Бабушкины подруги, накладывая в мою тарелку дымящиеся угощения, всегда одаривали меня похвалой, произнося: "Молодец, молодец…". Суть этих слов ускользала от моего понимания, но мне нравилось, когда меня так ласково подбадривали, хотя я и замирала от смущения. Необходимо заметить, что, возможно, бабушкины и дедушкины друзья стремились тоже воспитать внучку или внука, ведь их сердца, ощущали одиночество. Их дети и внуки жили вдали, в больших городах, оставляя этих людей наедине с их воспоминаниями и мечтами. Постепенно разговоры взрослых накрывали комнату, увлекая их в мир своих забот и мыслей, оставляя меня на обочине обсуждений, все еще наслаждающуюся согревающим теплом их доброты и вниманием, словно роскошным пледом. В этих мгновениях простого общения я находила свою радость, впитывая в себя их мудрость и заботу, обещая себе однажды стать той опорой, о которой они сулили.
Затем, когда все гости насыщались, начиналось самое весёлое: моя бабушка брала в руки балалайку, и её подруги всплывали в песнях частушек, переплетая мелодии с радостными смехами, в то время как мужчины поддерживали ритм, притопывая в унисон. Дядя Витя, виртуоз на гармони, задавал мелодии, под которые разворачивались танцы. Иногда разыгрывались целые сценки в нарядных костюмах, и я, завороженная, смотрела на эти увлекательные представления.

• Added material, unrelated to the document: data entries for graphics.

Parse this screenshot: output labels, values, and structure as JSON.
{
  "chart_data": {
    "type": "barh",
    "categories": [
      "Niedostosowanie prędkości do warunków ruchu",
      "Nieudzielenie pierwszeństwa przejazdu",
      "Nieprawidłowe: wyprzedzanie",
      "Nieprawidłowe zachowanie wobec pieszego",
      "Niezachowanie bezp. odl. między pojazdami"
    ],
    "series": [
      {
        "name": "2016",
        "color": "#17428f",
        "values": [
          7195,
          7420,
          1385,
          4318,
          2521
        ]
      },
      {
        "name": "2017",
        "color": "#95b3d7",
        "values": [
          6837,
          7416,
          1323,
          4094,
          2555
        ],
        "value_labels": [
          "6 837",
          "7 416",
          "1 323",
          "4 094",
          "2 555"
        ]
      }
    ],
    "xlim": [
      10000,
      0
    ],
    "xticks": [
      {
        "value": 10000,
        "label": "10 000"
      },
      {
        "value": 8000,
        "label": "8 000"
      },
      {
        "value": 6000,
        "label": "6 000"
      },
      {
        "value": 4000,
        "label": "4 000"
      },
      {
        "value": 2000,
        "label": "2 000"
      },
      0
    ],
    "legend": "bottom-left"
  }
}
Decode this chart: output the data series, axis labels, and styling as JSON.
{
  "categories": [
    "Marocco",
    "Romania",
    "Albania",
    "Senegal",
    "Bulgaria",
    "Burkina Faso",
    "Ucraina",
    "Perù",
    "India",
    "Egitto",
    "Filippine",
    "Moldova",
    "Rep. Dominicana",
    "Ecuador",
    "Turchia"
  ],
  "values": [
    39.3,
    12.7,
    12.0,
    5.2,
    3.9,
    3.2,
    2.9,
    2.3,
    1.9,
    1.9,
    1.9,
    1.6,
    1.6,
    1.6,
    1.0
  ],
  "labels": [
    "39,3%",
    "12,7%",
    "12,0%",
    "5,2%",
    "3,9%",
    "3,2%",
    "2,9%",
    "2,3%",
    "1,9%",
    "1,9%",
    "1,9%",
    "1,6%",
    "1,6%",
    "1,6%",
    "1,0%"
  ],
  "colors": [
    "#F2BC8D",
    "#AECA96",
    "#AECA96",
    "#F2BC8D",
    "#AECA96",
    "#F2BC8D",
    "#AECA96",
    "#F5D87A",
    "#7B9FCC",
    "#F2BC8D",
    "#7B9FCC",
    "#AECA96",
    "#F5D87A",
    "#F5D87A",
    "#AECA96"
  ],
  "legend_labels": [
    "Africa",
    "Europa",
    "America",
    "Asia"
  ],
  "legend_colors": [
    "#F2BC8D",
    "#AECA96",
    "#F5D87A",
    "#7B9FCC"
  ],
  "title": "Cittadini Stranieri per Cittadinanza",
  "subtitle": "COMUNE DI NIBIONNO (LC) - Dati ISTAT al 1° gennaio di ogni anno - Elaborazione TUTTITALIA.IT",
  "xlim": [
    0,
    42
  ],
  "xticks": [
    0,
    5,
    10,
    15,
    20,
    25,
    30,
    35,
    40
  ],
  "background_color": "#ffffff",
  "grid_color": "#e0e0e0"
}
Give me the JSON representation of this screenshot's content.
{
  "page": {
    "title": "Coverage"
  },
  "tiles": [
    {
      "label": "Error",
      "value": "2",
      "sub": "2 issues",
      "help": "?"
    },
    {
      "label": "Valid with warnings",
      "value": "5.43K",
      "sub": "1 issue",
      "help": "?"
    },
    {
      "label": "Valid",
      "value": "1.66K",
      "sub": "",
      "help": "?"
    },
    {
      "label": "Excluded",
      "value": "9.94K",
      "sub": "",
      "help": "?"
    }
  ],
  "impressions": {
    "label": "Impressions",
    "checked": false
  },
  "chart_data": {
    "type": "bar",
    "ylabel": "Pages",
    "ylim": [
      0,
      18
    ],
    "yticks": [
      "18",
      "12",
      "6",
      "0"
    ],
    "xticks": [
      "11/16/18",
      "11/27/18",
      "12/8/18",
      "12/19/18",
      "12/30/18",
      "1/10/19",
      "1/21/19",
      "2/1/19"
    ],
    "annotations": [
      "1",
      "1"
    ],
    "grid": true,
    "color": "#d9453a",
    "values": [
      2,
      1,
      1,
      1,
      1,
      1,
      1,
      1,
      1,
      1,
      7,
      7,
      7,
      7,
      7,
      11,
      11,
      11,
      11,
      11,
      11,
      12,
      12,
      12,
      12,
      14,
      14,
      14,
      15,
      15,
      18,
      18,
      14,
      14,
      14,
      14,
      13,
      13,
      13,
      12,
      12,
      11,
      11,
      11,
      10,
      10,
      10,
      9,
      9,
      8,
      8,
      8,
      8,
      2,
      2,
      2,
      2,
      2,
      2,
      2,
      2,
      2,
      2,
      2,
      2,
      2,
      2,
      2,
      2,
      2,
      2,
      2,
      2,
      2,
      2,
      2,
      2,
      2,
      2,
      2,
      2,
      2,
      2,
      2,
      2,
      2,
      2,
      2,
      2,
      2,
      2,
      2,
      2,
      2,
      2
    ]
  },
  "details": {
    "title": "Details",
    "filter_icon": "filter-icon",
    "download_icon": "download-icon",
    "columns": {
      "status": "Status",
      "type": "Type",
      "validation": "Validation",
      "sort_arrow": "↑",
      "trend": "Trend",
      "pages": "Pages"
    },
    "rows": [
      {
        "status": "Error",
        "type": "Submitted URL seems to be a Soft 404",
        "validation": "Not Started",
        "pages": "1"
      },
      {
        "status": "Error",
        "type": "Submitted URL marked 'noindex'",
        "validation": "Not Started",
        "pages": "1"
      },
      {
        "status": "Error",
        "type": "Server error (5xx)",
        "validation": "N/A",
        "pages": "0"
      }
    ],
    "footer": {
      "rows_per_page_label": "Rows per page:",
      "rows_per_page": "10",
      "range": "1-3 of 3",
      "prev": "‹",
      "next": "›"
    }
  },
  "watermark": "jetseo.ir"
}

– Мы «снарядчики»! – провозглашала азартно бабушка, превращаясь в загадочное существо с накладными усами и носом, огромными очками, закрывающим половину лица. В её длинной, домотканой белой рубахе, украшенной изысканными узорами, сплелись яркие нити, а на шее весело побрякивали бесчисленные гирлянды бус. В руках она держала балалайку, с которой лихо извлекала мелодии, а рядом с нею стоял помощник в черном цилиндре, тоже с усами.
За столом друзья не могли сдержать смеха, заливаясь хохотом от абсурдного вида этих пришельцев и их весёлых шуток, сплетающих реальность и вымысел в единое полотно смеха. Их блестящие глаза излучали радость, а звук балалайки, его звенящий ритм, наполнял помещение невероятной атмосферой праздника, где каждый мог ощутить самое настоящее волшебство – простую, но трепетную радость в общении.